So I have a table which has duplicate rows for everything, but there is a catch: the duplicate elements are not consecutive and they have different primary keys. Is there a code snippet that can work for this case?
You'll need to define your table more clearly for us. What makes something a duplicate? What indexes are on that table.
A solution should be simple but it won't be quick to run if the table is large.
Get Outlook for Android
How can you have duplicates if the pk is not the same? It's part of the table as well as the rest of the data. If - and I am starting to assume here - you have a synthetic key (a single integer) and all the rest is the same, then something along this lines should do the trick:
for each <yourtable>
break by <field-1>
by <field-2>
by <field-3>
...
by <field-n>:
if not first-of(<field-n>) then delete <yourtable>.
end.
The idea is to do a break-by on all fields except the primary index field.

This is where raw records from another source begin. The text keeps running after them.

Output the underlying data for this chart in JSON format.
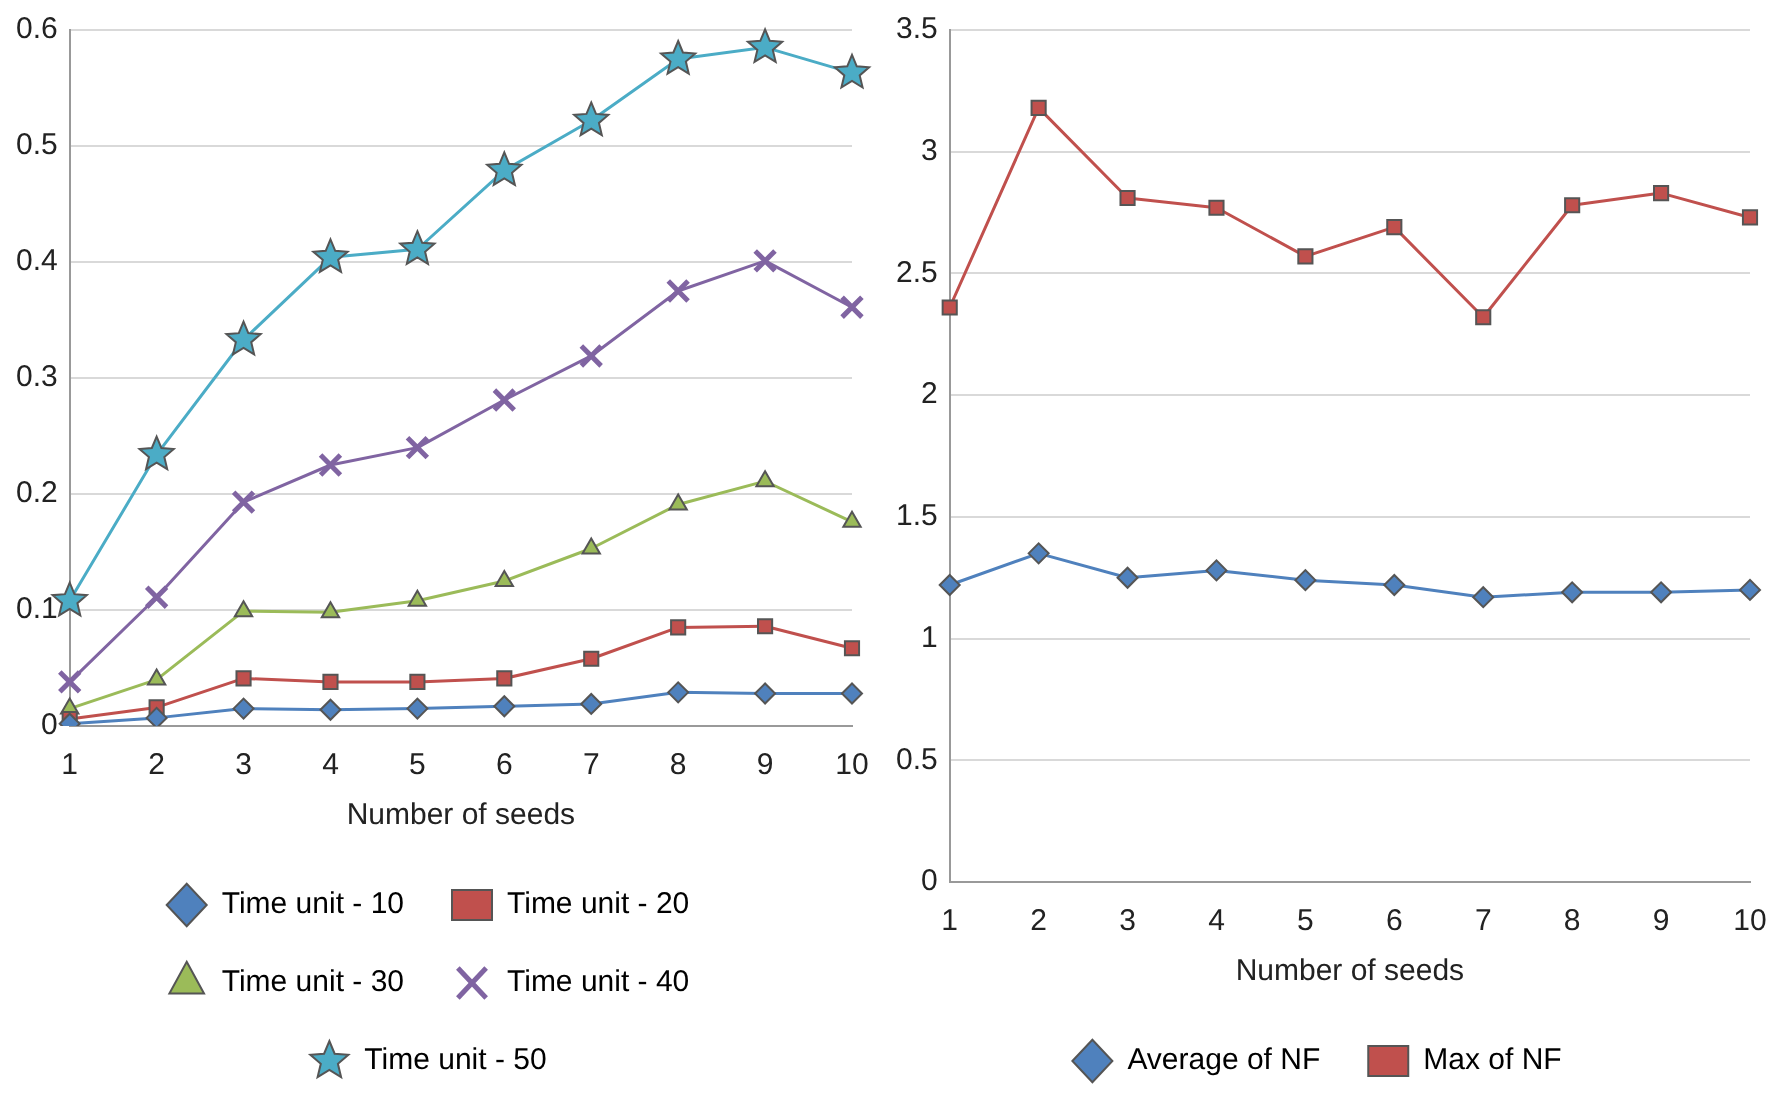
{
  "chart_data": [
    {
      "type": "line",
      "xlabel": "Number of seeds",
      "categories": [
        "1",
        "2",
        "3",
        "4",
        "5",
        "6",
        "7",
        "8",
        "9",
        "10"
      ],
      "ylim": [
        0,
        0.6
      ],
      "yticks": [
        0,
        0.1,
        0.2,
        0.3,
        0.4,
        0.5,
        0.6
      ],
      "grid": "y",
      "legend": "bottom",
      "line_style": "solid",
      "series": [
        {
          "name": "Time unit - 10",
          "color": "#4f81bd",
          "marker": "diamond",
          "values": [
            0.002,
            0.007,
            0.015,
            0.014,
            0.015,
            0.017,
            0.019,
            0.029,
            0.028,
            0.028
          ]
        },
        {
          "name": "Time unit - 20",
          "color": "#c0504d",
          "marker": "square",
          "values": [
            0.006,
            0.016,
            0.041,
            0.038,
            0.038,
            0.041,
            0.058,
            0.085,
            0.086,
            0.067
          ]
        },
        {
          "name": "Time unit - 30",
          "color": "#9bbb59",
          "marker": "triangle",
          "values": [
            0.015,
            0.04,
            0.099,
            0.098,
            0.108,
            0.125,
            0.153,
            0.191,
            0.211,
            0.176
          ]
        },
        {
          "name": "Time unit - 40",
          "color": "#8064a2",
          "marker": "cross",
          "values": [
            0.038,
            0.111,
            0.193,
            0.225,
            0.24,
            0.281,
            0.319,
            0.375,
            0.401,
            0.361
          ]
        },
        {
          "name": "Time unit - 50",
          "color": "#4bacc6",
          "marker": "star",
          "values": [
            0.108,
            0.234,
            0.333,
            0.404,
            0.411,
            0.479,
            0.522,
            0.575,
            0.585,
            0.563
          ]
        }
      ]
    },
    {
      "type": "line",
      "xlabel": "Number of seeds",
      "categories": [
        "1",
        "2",
        "3",
        "4",
        "5",
        "6",
        "7",
        "8",
        "9",
        "10"
      ],
      "ylim": [
        0,
        3.5
      ],
      "yticks": [
        0,
        0.5,
        1,
        1.5,
        2,
        2.5,
        3,
        3.5
      ],
      "grid": "y",
      "legend": "bottom",
      "line_style": "solid",
      "series": [
        {
          "name": "Average of NF",
          "color": "#4f81bd",
          "marker": "diamond",
          "values": [
            1.22,
            1.35,
            1.25,
            1.28,
            1.24,
            1.22,
            1.17,
            1.19,
            1.19,
            1.2
          ]
        },
        {
          "name": "Max of NF",
          "color": "#c0504d",
          "marker": "square",
          "values": [
            2.36,
            3.18,
            2.81,
            2.77,
            2.57,
            2.69,
            2.32,
            2.78,
            2.83,
            2.73
          ]
        }
      ]
    }
  ]
}
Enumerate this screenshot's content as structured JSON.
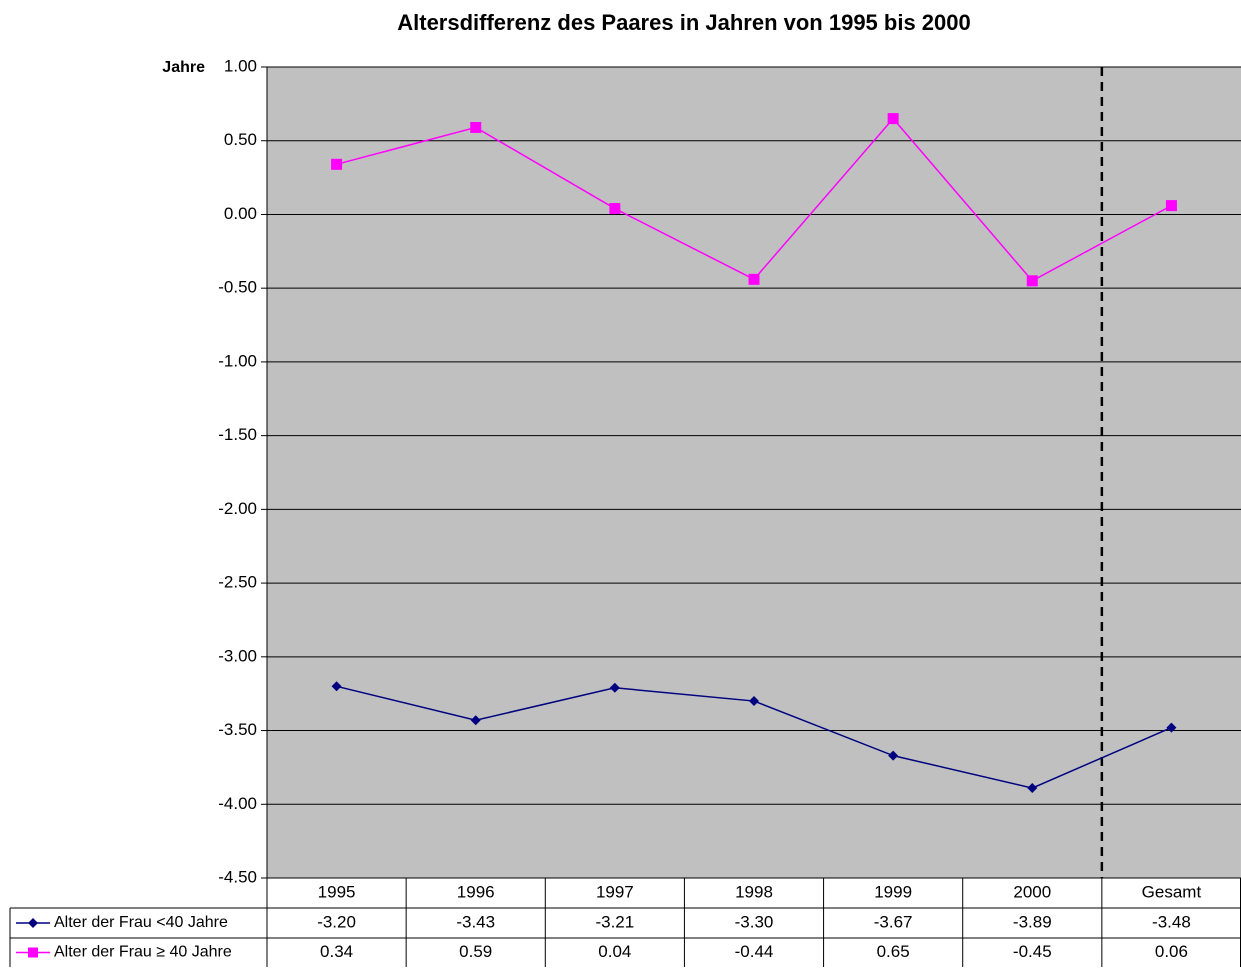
{
  "chart_data": {
    "type": "line",
    "title": "Altersdifferenz des Paares in Jahren von 1995 bis 2000",
    "y_label": "Jahre",
    "categories": [
      "1995",
      "1996",
      "1997",
      "1998",
      "1999",
      "2000",
      "Gesamt"
    ],
    "series": [
      {
        "name": "Alter der Frau <40 Jahre",
        "color": "#000080",
        "marker": "diamond",
        "values": [
          -3.2,
          -3.43,
          -3.21,
          -3.3,
          -3.67,
          -3.89,
          -3.48
        ],
        "value_labels": [
          "-3.20",
          "-3.43",
          "-3.21",
          "-3.30",
          "-3.67",
          "-3.89",
          "-3.48"
        ]
      },
      {
        "name": "Alter der Frau ≥ 40 Jahre",
        "color": "#ff00ff",
        "marker": "square",
        "values": [
          0.34,
          0.59,
          0.04,
          -0.44,
          0.65,
          -0.45,
          0.06
        ],
        "value_labels": [
          "0.34",
          "0.59",
          "0.04",
          "-0.44",
          "0.65",
          "-0.45",
          "0.06"
        ]
      }
    ],
    "ylim": [
      -4.5,
      1
    ],
    "yticks": [
      {
        "value": 1,
        "label": "1.00"
      },
      {
        "value": 0.5,
        "label": "0.50"
      },
      {
        "value": 0,
        "label": "0.00"
      },
      {
        "value": -0.5,
        "label": "-0.50"
      },
      {
        "value": -1,
        "label": "-1.00"
      },
      {
        "value": -1.5,
        "label": "-1.50"
      },
      {
        "value": -2,
        "label": "-2.00"
      },
      {
        "value": -2.5,
        "label": "-2.50"
      },
      {
        "value": -3,
        "label": "-3.00"
      },
      {
        "value": -3.5,
        "label": "-3.50"
      },
      {
        "value": -4,
        "label": "-4.00"
      },
      {
        "value": -4.5,
        "label": "-4.50"
      }
    ],
    "grid": true,
    "background": "#c0c0c0"
  }
}
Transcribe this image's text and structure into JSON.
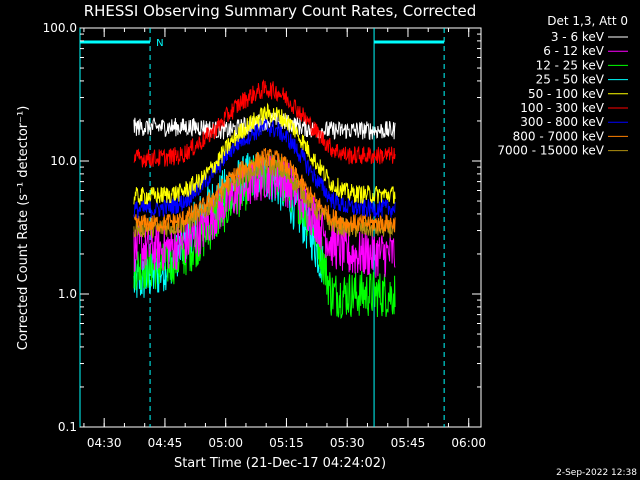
{
  "chart_data": {
    "type": "line",
    "title": "RHESSI Observing Summary Count Rates, Corrected",
    "xlabel": "Start Time (21-Dec-17 04:24:02)",
    "ylabel": "Corrected Count Rate (s⁻¹ detector⁻¹)",
    "y_scale": "log",
    "ylim": [
      0.1,
      100.0
    ],
    "y_ticks": [
      {
        "value": 0.1,
        "label": "0.1"
      },
      {
        "value": 1.0,
        "label": "1.0"
      },
      {
        "value": 10.0,
        "label": "10.0"
      },
      {
        "value": 100.0,
        "label": "100.0"
      }
    ],
    "x_unit": "minutes from 04:24:02",
    "xlim": [
      0,
      99
    ],
    "x_ticks": [
      {
        "value": 5.97,
        "label": "04:30"
      },
      {
        "value": 20.97,
        "label": "04:45"
      },
      {
        "value": 35.97,
        "label": "05:00"
      },
      {
        "value": 50.97,
        "label": "05:15"
      },
      {
        "value": 65.97,
        "label": "05:30"
      },
      {
        "value": 80.97,
        "label": "05:45"
      },
      {
        "value": 95.97,
        "label": "06:00"
      }
    ],
    "legend_header": "Det 1,3, Att 0",
    "legend_position": "top-right, outside plot",
    "data_start": 13.3,
    "data_end": 77.8,
    "night_intervals": [
      [
        0,
        17.3
      ],
      [
        72.6,
        89.9
      ]
    ],
    "night_marker": "N",
    "series": [
      {
        "name": "3 - 6 keV",
        "color": "#ffffff",
        "x": [
          13.3,
          20,
          25,
          30,
          34,
          37,
          40,
          43,
          46,
          49,
          52,
          55,
          58,
          62,
          66,
          70,
          74,
          77.8
        ],
        "y": [
          18,
          18,
          18,
          18,
          17,
          17,
          18,
          19,
          20,
          20,
          19,
          18,
          17,
          17,
          17,
          17,
          17,
          17
        ]
      },
      {
        "name": "6 - 12 keV",
        "color": "#ff00ff",
        "x": [
          13.3,
          20,
          25,
          30,
          34,
          37,
          40,
          43,
          46,
          49,
          52,
          55,
          58,
          62,
          66,
          70,
          74,
          77.8
        ],
        "y": [
          2.2,
          2.2,
          2.3,
          3,
          4.2,
          5.2,
          6.2,
          7,
          7.8,
          7.6,
          6.4,
          5,
          3.8,
          2.4,
          2.0,
          2.0,
          2.0,
          2.0
        ]
      },
      {
        "name": "12 - 25 keV",
        "color": "#00ff00",
        "x": [
          13.3,
          20,
          25,
          30,
          34,
          37,
          40,
          43,
          46,
          49,
          52,
          55,
          58,
          62,
          66,
          70,
          74,
          77.8
        ],
        "y": [
          1.6,
          1.6,
          1.9,
          2.6,
          3.8,
          4.8,
          6,
          7.2,
          8,
          7.6,
          6.2,
          4.6,
          3.2,
          1.0,
          1.0,
          1.0,
          1.0,
          1.0
        ]
      },
      {
        "name": "25 - 50 keV",
        "color": "#00ffff",
        "x": [
          13.3,
          16,
          19,
          22,
          25,
          28,
          30,
          33,
          36,
          39,
          42,
          45,
          48,
          51,
          54,
          57,
          60
        ],
        "y": [
          1.2,
          1.3,
          1.4,
          1.7,
          2.2,
          3.2,
          4.0,
          5,
          6,
          7,
          7.8,
          8,
          7,
          5.5,
          4,
          2.8,
          1.6
        ]
      },
      {
        "name": "50 - 100 keV",
        "color": "#ffff00",
        "x": [
          13.3,
          20,
          25,
          30,
          34,
          37,
          40,
          43,
          46,
          49,
          52,
          55,
          58,
          62,
          66,
          70,
          74,
          77.8
        ],
        "y": [
          5.4,
          5.5,
          5.8,
          7.2,
          10,
          13.5,
          17,
          20,
          23,
          22,
          19,
          14,
          10,
          6.8,
          5.8,
          5.6,
          5.6,
          5.6
        ]
      },
      {
        "name": "100 - 300 keV",
        "color": "#ff0000",
        "x": [
          13.3,
          20,
          25,
          30,
          34,
          37,
          40,
          43,
          46,
          49,
          52,
          55,
          58,
          62,
          66,
          70,
          74,
          77.8
        ],
        "y": [
          10.5,
          10.5,
          11,
          14,
          18,
          23,
          28,
          32,
          35,
          33,
          28,
          22,
          17,
          12.5,
          11,
          11,
          11,
          11
        ]
      },
      {
        "name": "300 - 800 keV",
        "color": "#0000ff",
        "x": [
          13.3,
          20,
          25,
          30,
          34,
          37,
          40,
          43,
          46,
          49,
          52,
          55,
          58,
          62,
          66,
          70,
          74,
          77.8
        ],
        "y": [
          4.3,
          4.4,
          4.8,
          6.5,
          9,
          12,
          14.5,
          16.5,
          18,
          17,
          14,
          10.5,
          7.5,
          5.2,
          4.5,
          4.4,
          4.4,
          4.4
        ]
      },
      {
        "name": "800 - 7000 keV",
        "color": "#ff8000",
        "x": [
          13.3,
          20,
          25,
          30,
          34,
          37,
          40,
          43,
          46,
          49,
          52,
          55,
          58,
          62,
          66,
          70,
          74,
          77.8
        ],
        "y": [
          3.4,
          3.4,
          3.6,
          4.4,
          5.8,
          7.3,
          8.6,
          9.8,
          10.8,
          10.2,
          8.6,
          6.6,
          5,
          3.8,
          3.4,
          3.4,
          3.4,
          3.4
        ]
      },
      {
        "name": "7000 - 15000 keV",
        "color": "#b09010",
        "x": [
          13.3,
          20,
          25,
          30,
          34,
          37,
          40,
          43,
          46,
          49,
          52,
          55,
          58,
          62,
          66,
          70,
          74,
          77.8
        ],
        "y": [
          3.1,
          3.1,
          3.3,
          4.0,
          5.2,
          6.5,
          7.6,
          8.6,
          9.2,
          8.8,
          7.4,
          5.8,
          4.4,
          3.4,
          3.1,
          3.1,
          3.1,
          3.1
        ]
      }
    ]
  },
  "footer": {
    "date_stamp": "2-Sep-2022 12:38"
  }
}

Then, if you find a duplicate, delete it. This may not work if your table is large though.
Some times, what it makes duplicate some data, it's the iterpretation that some actor on the system gives to the data, dont you think?
Assuming data is at least 4NF, we can consider its economical and practically efficient for database storing, but perhaps some department gives the same value to datum with, let's say, KEY(CustNum, DateOperation) and they consider this as duplicate record (if customer showed up two times in a date), and Rus Paul was asked to create a data table with the concentrated data about this scenario...
Just a thought .
And [mention:e666fffb14004b29b4bad87b731999a8:e9ed411860ed4f2ba0265705b8793d05] showed what most of us would think as solution to the task at hand..
There can be many ways to find a ‘duplicate’ once one is able to define what a duplicate means, Patrick’s break-by approach can work - probably audit fields need to be excluded as well (create, last update, user) and I imagine it might have issues with ‘large objects’ but the idea is there… however, I would not simply delete the ‘duplicate’ like that as it’s PK might be used in child tables (FK) and that could make a mess out of the database :(
before deleting duplicates, consider whether you should.
if the data appear to be duplicates but maybe they aren’t, then maybe you shouldn’t be deleting business records just because they don’t conform to 4NF or some other “normal” form.
if they’re real duplicates then fine=